A financial crisis in the Eurozone has been postponed due to the efforts of a gaggle of politicians overcoming the urge to assault one another and instead come up with an incredible plan to stave of immediate default by Greece and potential default by peripheral Europe.
Unfortunately the plan misses the most important point. To understand this, we need to understand the Chapter 11 process in US bankruptcy. Basically, the basis of a debt restructuring in the case of an indebted and distressed enterprise is whether the business is viable in the first place. Only then is a new capital structure proposed. The analogous question therefore is, is Greece a viable economy in current form and if not, what needs to be done to make it a viable economy. We are not talking about Greek debt yet, only if it is a going concern. The answer to the question is, no, Greece is not a viable economy in current form and what needs to be done is to have a viable tax collection mechanism as well as structural reform in the form of a 30 – 40% deflation in Euro, or less painfully, a Drachma that can be immediately marked to achieve such a deflation. This is to make Greece competitive. Any debt restructuring without such ‘structural reform’ is merely refinancing a non-viable economy.
So it is a good thing that markets are rising once again. We need higher valuations to begin shorting. Again.

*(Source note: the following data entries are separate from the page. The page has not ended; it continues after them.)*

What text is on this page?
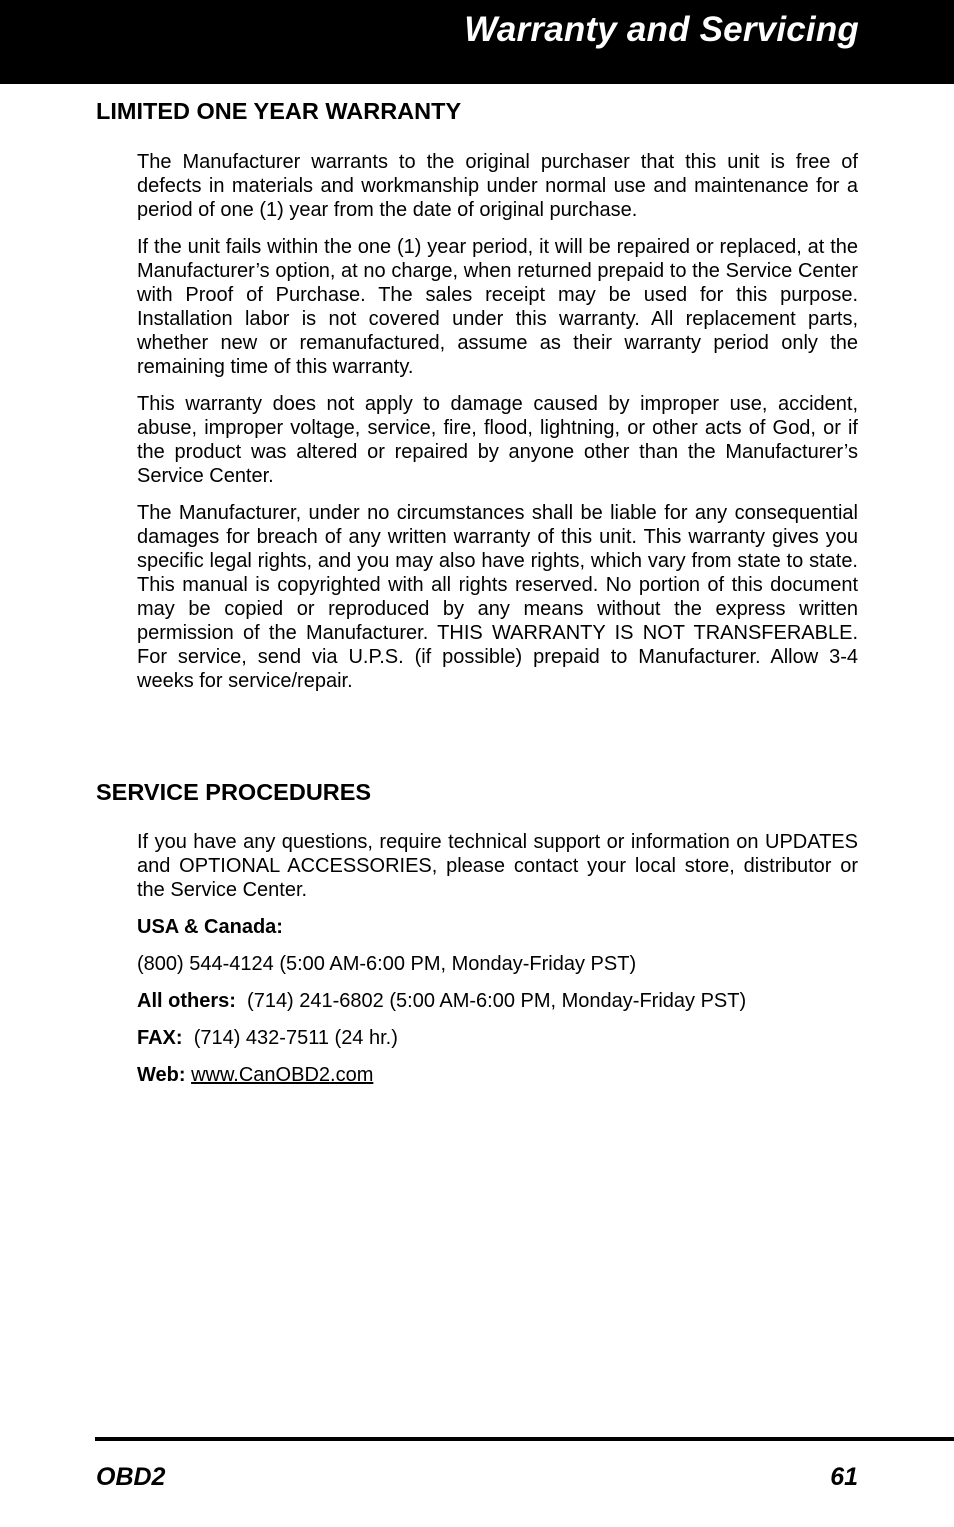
Warranty and Servicing
LIMITED ONE YEAR WARRANTY

The Manufacturer warrants to the original purchaser that this unit is free of defects in materials and workmanship under normal use and maintenance for a period of one (1) year from the date of original purchase.

If the unit fails within the one (1) year period, it will be repaired or replaced, at the Manufacturer’s option, at no charge, when returned prepaid to the Service Center with Proof of Purchase. The sales receipt may be used for this purpose. Installation labor is not covered under this warranty. All replacement parts, whether new or remanufactured, assume as their warranty period only the remaining time of this warranty.

This warranty does not apply to damage caused by improper use, accident, abuse, improper voltage, service, fire, flood, lightning, or other acts of God, or if the product was altered or repaired by anyone other than the Manufacturer’s Service Center.

The Manufacturer, under no circumstances shall be liable for any consequential damages for breach of any written warranty of this unit. This warranty gives you specific legal rights, and you may also have rights, which vary from state to state. This manual is copyrighted with all rights reserved. No portion of this document may be copied or reproduced by any means without the express written permission of the Manufacturer. THIS WARRANTY IS NOT TRANSFERABLE. For service, send via U.P.S. (if possible) prepaid to Manufacturer. Allow 3-4 weeks for service/repair.

SERVICE PROCEDURES

If you have any questions, require technical support or information on UPDATES and OPTIONAL ACCESSORIES, please contact your local store, distributor or the Service Center.

USA & Canada:
(800) 544-4124 (5:00 AM-6:00 PM, Monday-Friday PST)
All others: (714) 241-6802 (5:00 AM-6:00 PM, Monday-Friday PST)
FAX: (714) 432-7511 (24 hr.)
Web: www.CanOBD2.com
OBD2	61
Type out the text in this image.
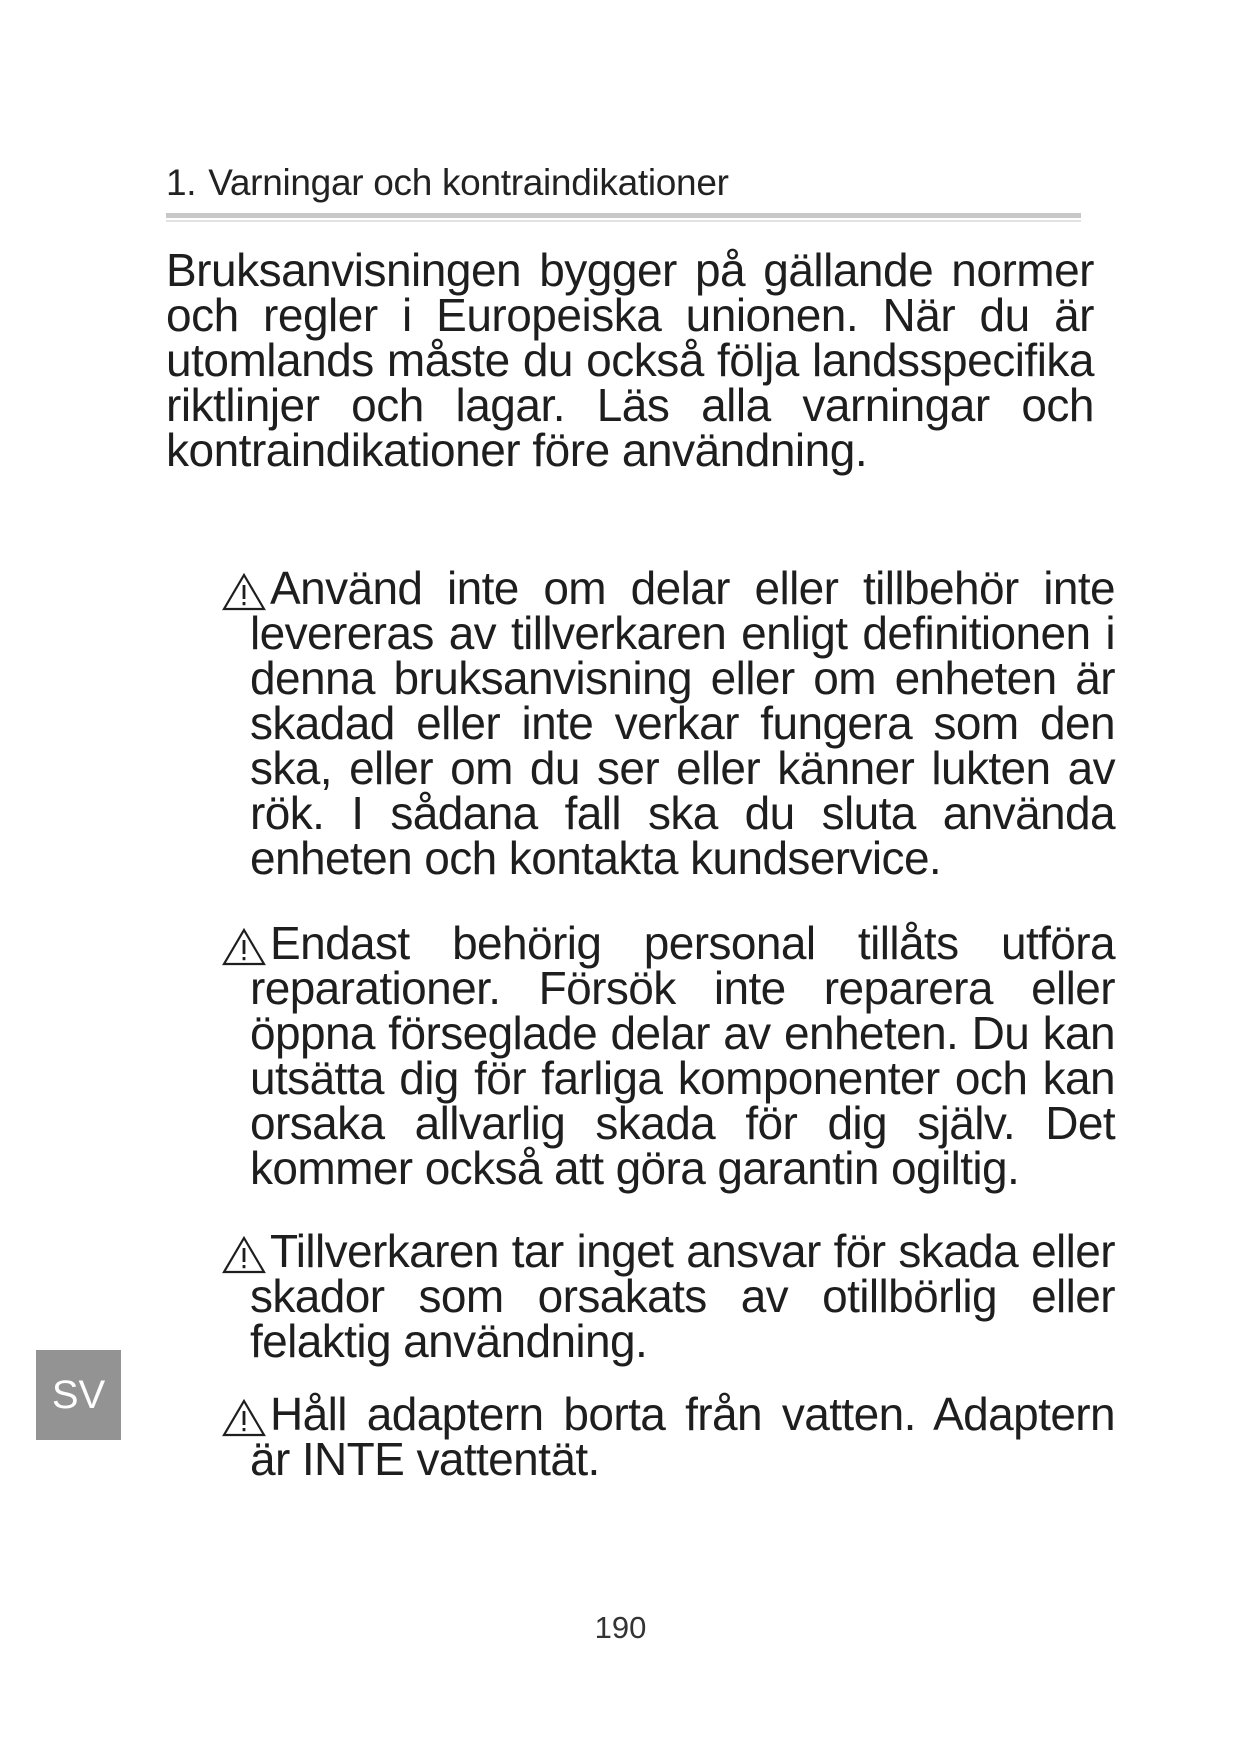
1. Varningar och kontraindikationer

Bruksanvisningen bygger på gällande normer och regler i Europeiska unionen. När du är utomlands måste du också följa landsspecifika riktlinjer och lagar. Läs alla varningar och kontraindikationer före användning.

Använd inte om delar eller tillbehör inte levereras av tillverkaren enligt definitionen i denna bruksanvisning eller om enheten är skadad eller inte verkar fungera som den ska, eller om du ser eller känner lukten av rök. I sådana fall ska du sluta använda enheten och kontakta kundservice.
Endast behörig personal tillåts utföra reparationer. Försök inte reparera eller öppna förseglade delar av enheten. Du kan utsätta dig för farliga komponenter och kan orsaka allvarlig skada för dig själv. Det kommer också att göra garantin ogiltig.
Tillverkaren tar inget ansvar för skada eller skador som orsakats av otillbörlig eller felaktig användning.
Håll adaptern borta från vatten. Adaptern är INTE vattentät.
SV
190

What should we be buying or selling? As markets rise, it makes sense to start shorting cyclicals again. The natural candidates will be expensive Emerging Market listings of businesses exposed to Europe and the US. The usual suspects are the exporters. The natural candidates to be buying remain in the resilient luxury sector as well as in the export sectors exposed to Emerging Market economies but listed in depressed developed markets such as Europe. Its an old story that will one day reverse but for now the game of chicken carries on.